When a client receives designs in advance, it’s common for them to start crowdsourcing opinions. And while the advice can feel comforting, oftentimes it just adds more noise. Your artist designs with two primary perspectives in mind:

  1. Your vision and ideas.

  2. Their professional knowledge of how tattoos age, heal and sit on the skin.


That professional perspective matters just as much as yours. Skin isn’t paper — it’s your body’s largest organ. It stretches, ages, faces the sun, weight changes, texture differences, and time. Some designs that look great digitally won’t translate well in the long term. When you start collecting outside opinions, you might get feedback from people who don’t understand how tattooing actually works alongside the trade’s complexities. That can create doubt about choices that were intentionally made for longevity and structure.


Your artist’s opinion is first. Yours is the second — for confirmation and clarity. Outside opinions are optional, but rarely a necessity.


The Bigger Picture: Trust Is Part of the Experience

Tattooing isn’t just about one person wanting a tattoo and the other one doing the tattoo, it’s a collaborative effort. It’s not control, it’s direction. You bring the concept, the meaning, the inspiration. Your artist brings the technical knowledge, composition, and execution.

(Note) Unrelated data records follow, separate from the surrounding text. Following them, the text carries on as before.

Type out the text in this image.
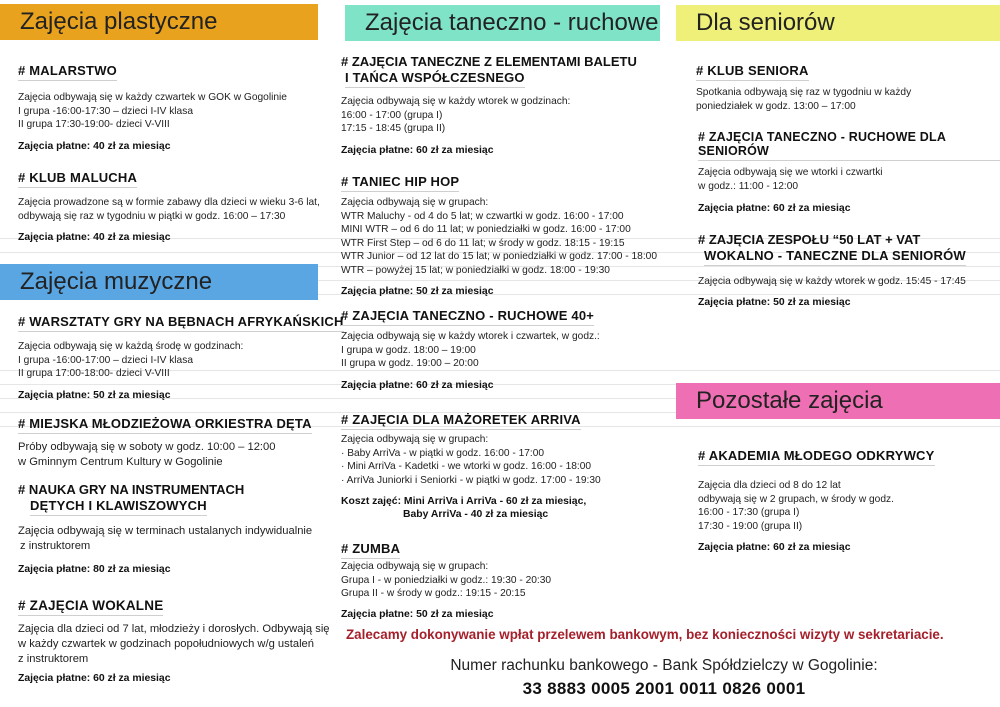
Zajęcia plastyczne	Zajęcia taneczno - ruchowe	Dla seniorów
Zajęcia muzyczne
Pozostałe zajęcia
# MALARSTWO
Zajęcia odbywają się w każdy czwartek w GOK w Gogolinie
I grupa -16:00-17:30 – dzieci I-IV klasa
II grupa 17:30-19:00- dzieci V-VIII
Zajęcia płatne: 40 zł za miesiąc
# KLUB MALUCHA
Zajęcia prowadzone są w formie zabawy dla dzieci w wieku 3-6 lat,
odbywają się raz w tygodniu w piątki w godz. 16:00 – 17:30
Zajęcia płatne: 40 zł za miesiąc
# WARSZTATY GRY NA BĘBNACH AFRYKAŃSKICH
Zajęcia odbywają się w każdą środę w godzinach:
I grupa -16:00-17:00 – dzieci I-IV klasa
II grupa 17:00-18:00- dzieci V-VIII
Zajęcia płatne: 50 zł za miesiąc
# MIEJSKA MŁODZIEŻOWA ORKIESTRA DĘTA
Próby odbywają się w soboty w godz. 10:00 – 12:00
w Gminnym Centrum Kultury w Gogolinie
# NAUKA GRY NA INSTRUMENTACH
DĘTYCH I KLAWISZOWYCH
Zajęcia odbywają się w terminach ustalanych indywidualnie
z instruktorem
Zajęcia płatne: 80 zł za miesiąc
# ZAJĘCIA WOKALNE
Zajęcia dla dzieci od 7 lat, młodzieży i dorosłych. Odbywają się
w każdy czwartek w godzinach popołudniowych w/g ustaleń
z instruktorem
Zajęcia płatne: 60 zł za miesiąc
# ZAJĘCIA TANECZNE Z ELEMENTAMI BALETU
I TAŃCA WSPÓŁCZESNEGO
Zajęcia odbywają się w każdy wtorek w godzinach:
16:00 - 17:00 (grupa I)
17:15 - 18:45 (grupa II)
Zajęcia płatne: 60 zł za miesiąc
# TANIEC HIP HOP
Zajęcia odbywają się w grupach:
WTR Maluchy - od 4 do 5 lat; w czwartki w godz. 16:00 - 17:00
MINI WTR – od 6 do 11 lat; w poniedziałki w godz. 16:00 - 17:00
WTR First Step – od 6 do 11 lat; w środy w godz. 18:15 - 19:15
WTR Junior – od 12 lat do 15 lat; w poniedziałki w godz. 17:00 - 18:00
WTR – powyżej 15 lat; w poniedziałki w godz. 18:00 - 19:30
Zajęcia płatne: 50 zł za miesiąc
# ZAJĘCIA TANECZNO - RUCHOWE 40+
Zajęcia odbywają się w każdy wtorek i czwartek, w godz.:
I grupa w godz. 18:00 – 19:00
II grupa w godz. 19:00 – 20:00
Zajęcia płatne: 60 zł za miesiąc
# ZAJĘCIA DLA MAŻORETEK ARRIVA
Zajęcia odbywają się w grupach:
· Baby ArriVa - w piątki w godz. 16:00 - 17:00
· Mini ArriVa - Kadetki - we wtorki w godz. 16:00 - 18:00
· ArriVa Juniorki i Seniorki - w piątki w godz. 17:00 - 19:30
Koszt zajęć: Mini ArriVa i ArriVa - 60 zł za miesiąc,
Baby ArriVa - 40 zł za miesiąc
# ZUMBA
Zajęcia odbywają się w grupach:
Grupa I - w poniedziałki w godz.: 19:30 - 20:30
Grupa II - w środy w godz.: 19:15 - 20:15
Zajęcia płatne: 50 zł za miesiąc
# KLUB SENIORA
Spotkania odbywają się raz w tygodniu w każdy
poniedziałek w godz. 13:00 – 17:00
# ZAJĘCIA TANECZNO - RUCHOWE DLA SENIORÓW
Zajęcia odbywają się we wtorki i czwartki
w godz.: 11:00 - 12:00
Zajęcia płatne: 60 zł za miesiąc
# ZAJĘCIA ZESPOŁU “50 LAT + VAT
WOKALNO - TANECZNE DLA SENIORÓW
Zajęcia odbywają się w każdy wtorek w godz. 15:45 - 17:45
Zajęcia płatne: 50 zł za miesiąc
# AKADEMIA MŁODEGO ODKRYWCY
Zajęcia dla dzieci od 8 do 12 lat
odbywają się w 2 grupach, w środy w godz.
16:00 - 17:30 (grupa I)
17:30 - 19:00 (grupa II)
Zajęcia płatne: 60 zł za miesiąc
Zalecamy dokonywanie wpłat przelewem bankowym, bez konieczności wizyty w sekretariacie.
Numer rachunku bankowego - Bank Spółdzielczy w Gogolinie:
33 8883 0005 2001 0011 0826 0001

When you book a tattoo, you’re not just paying for a design. You’re investing in someone’s style, experience, and creative interpretation. That trust is part of what makes the final piece the strongest. Seeing your design the day of your appointment doesn’t mean that you don’t have a voice. It means the process is structured in a way that protects the artist, keeps the workflow fair, and prevents unnecessary stress from both parties.

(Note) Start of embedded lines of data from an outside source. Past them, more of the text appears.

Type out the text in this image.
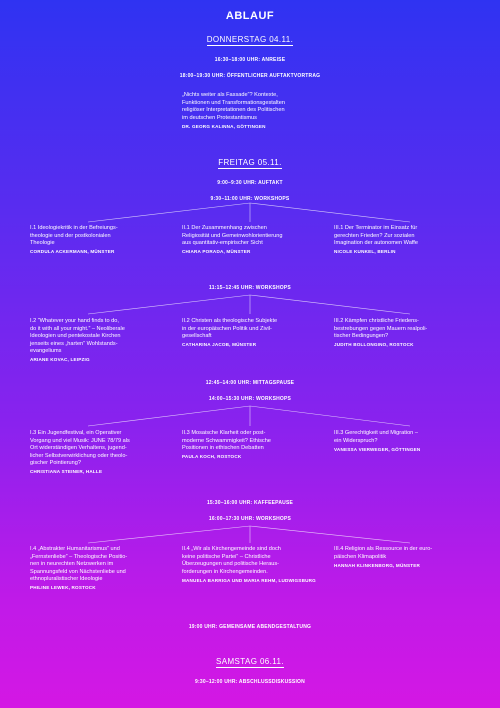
ABLAUF
DONNERSTAG 04.11.
16:30–18:00 UHR: ANREISE
18:00–19:30 UHR: ÖFFENTLICHER AUFTAKTVORTRAG
„Nichts weiter als Fassade“? Kontexte,
Funktionen und Transformationsgestalten
religiöser Interpretationen des Politischen
im deutschen Protestantismus
DR. GEORG KALINNA, GÖTTINGEN
FREITAG 05.11.
9:00–9:30 UHR: AUFTAKT
9:30–11:00 UHR: WORKSHOPS
I.1 Ideologiekritik in der Befreiungs-
theologie und der postkolonialen
Theologie
CORDULA ACKERMANN, MÜNSTER
II.1 Der Zusammenhang zwischen
Religiosität und Gemeinwohlorientierung
aus quantitativ-empirischer Sicht
CHIARA PORADA, MÜNSTER
III.1 Der Terminator im Einsatz für
gerechten Frieden? Zur sozialen
Imagination der autonomen Waffe
NICOLE KUNKEL, BERLIN
11:15–12:45 UHR: WORKSHOPS
I.2 “Whatever your hand finds to do,
do it with all your might.” – Neoliberale
Ideologien und pentekostale Kirchen
jenseits eines „harten“ Wohlstands-
evangeliums
ARIANE KOVAC, LEIPZIG
II.2 Christen als theologische Subjekte
in der europäischen Politik und Zivil-
gesellschaft
CATHARINA JACOB, MÜNSTER
III.2 Kämpfen christliche Friedens-
bestrebungen gegen Mauern realpoli-
tischer Bedingungen?
JUDITH BOLLONGINO, ROSTOCK
12:45–14:00 UHR: MITTAGSPAUSE
14:00–15:30 UHR: WORKSHOPS
I.3 Ein Jugendfestival, ein Operativer
Vorgang und viel Musik: JUNE 78/79 als
Ort widerständigen Verhaltens, jugend-
licher Selbstverwirklichung oder theolo-
gischer Pointierung?
CHRISTIANA STEINER, HALLE
II.3 Mosaische Klarheit oder post-
moderne Schwammigkeit? Ethische
Positionen in ethischen Debatten
PAULA KOCH, ROSTOCK
III.3 Gerechtigkeit und Migration –
ein Widerspruch?
VANESSA VIERWEGER, GÖTTINGEN
15:30–16:00 UHR: KAFFEEPAUSE
16:00–17:30 UHR: WORKSHOPS
I.4 „Abstrakter Humanitarismus“ und
„Fernstenliebe“ – Theologische Positio-
nen in neurechten Netzwerken im
Spannungsfeld von Nächstenliebe und
ethnopluralistischer Ideologie
PHILINE LEWEK, ROSTOCK
II.4 „Wir als Kirchengemeinde sind doch
keine politische Partei“ – Christliche
Überzeugungen und politische Heraus-
forderungen in Kirchengemeinden.
MANUELA BARRIGA UND MARIA REHM, LUDWIGSBURG
III.4 Religion als Ressource in der euro-
päischen Klimapolitik
HANNAH KLINKENBORG, MÜNSTER
19:00 UHR: GEMEINSAME ABENDGESTALTUNG
SAMSTAG 06.11.
9:30–12:00 UHR: ABSCHLUSSDISKUSSION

If you truly hate the design (which is rare when communication is solid), that conversation can happen and adjust events will be made. In extreme cases, appointments can be rescheduled. While this can be disappointing, remember your artist is doing so to give you the best experience you could have, not because they want to reschedule you for no reason.


But most of the time, when clients walk in and see the design fresh, and place it on their body, the reaction is “I love that!”. And that’s really the only reaction you need.


The start of the final design shown above with direction and clear communication from the client, alongside creative freedom and trust in execution.



It’s Not Secrecy, It’s Structure

Not sending designs in advance isn’t about gatekeeping, or making you second guess or feel forgotten. It’s about time management, protecting an artist’s creative labor, preventing unnecessary overthinking, and preserving the overall integrity of the process.


If you’ve done your research, chosen an artist whose work you genuinely love, and communicated your ideas clearly, the hardest part is already done. Trust the process, trust the professional. And most importantly, trust yourself for choosing the right artist in the first place. The magic happens when you let it!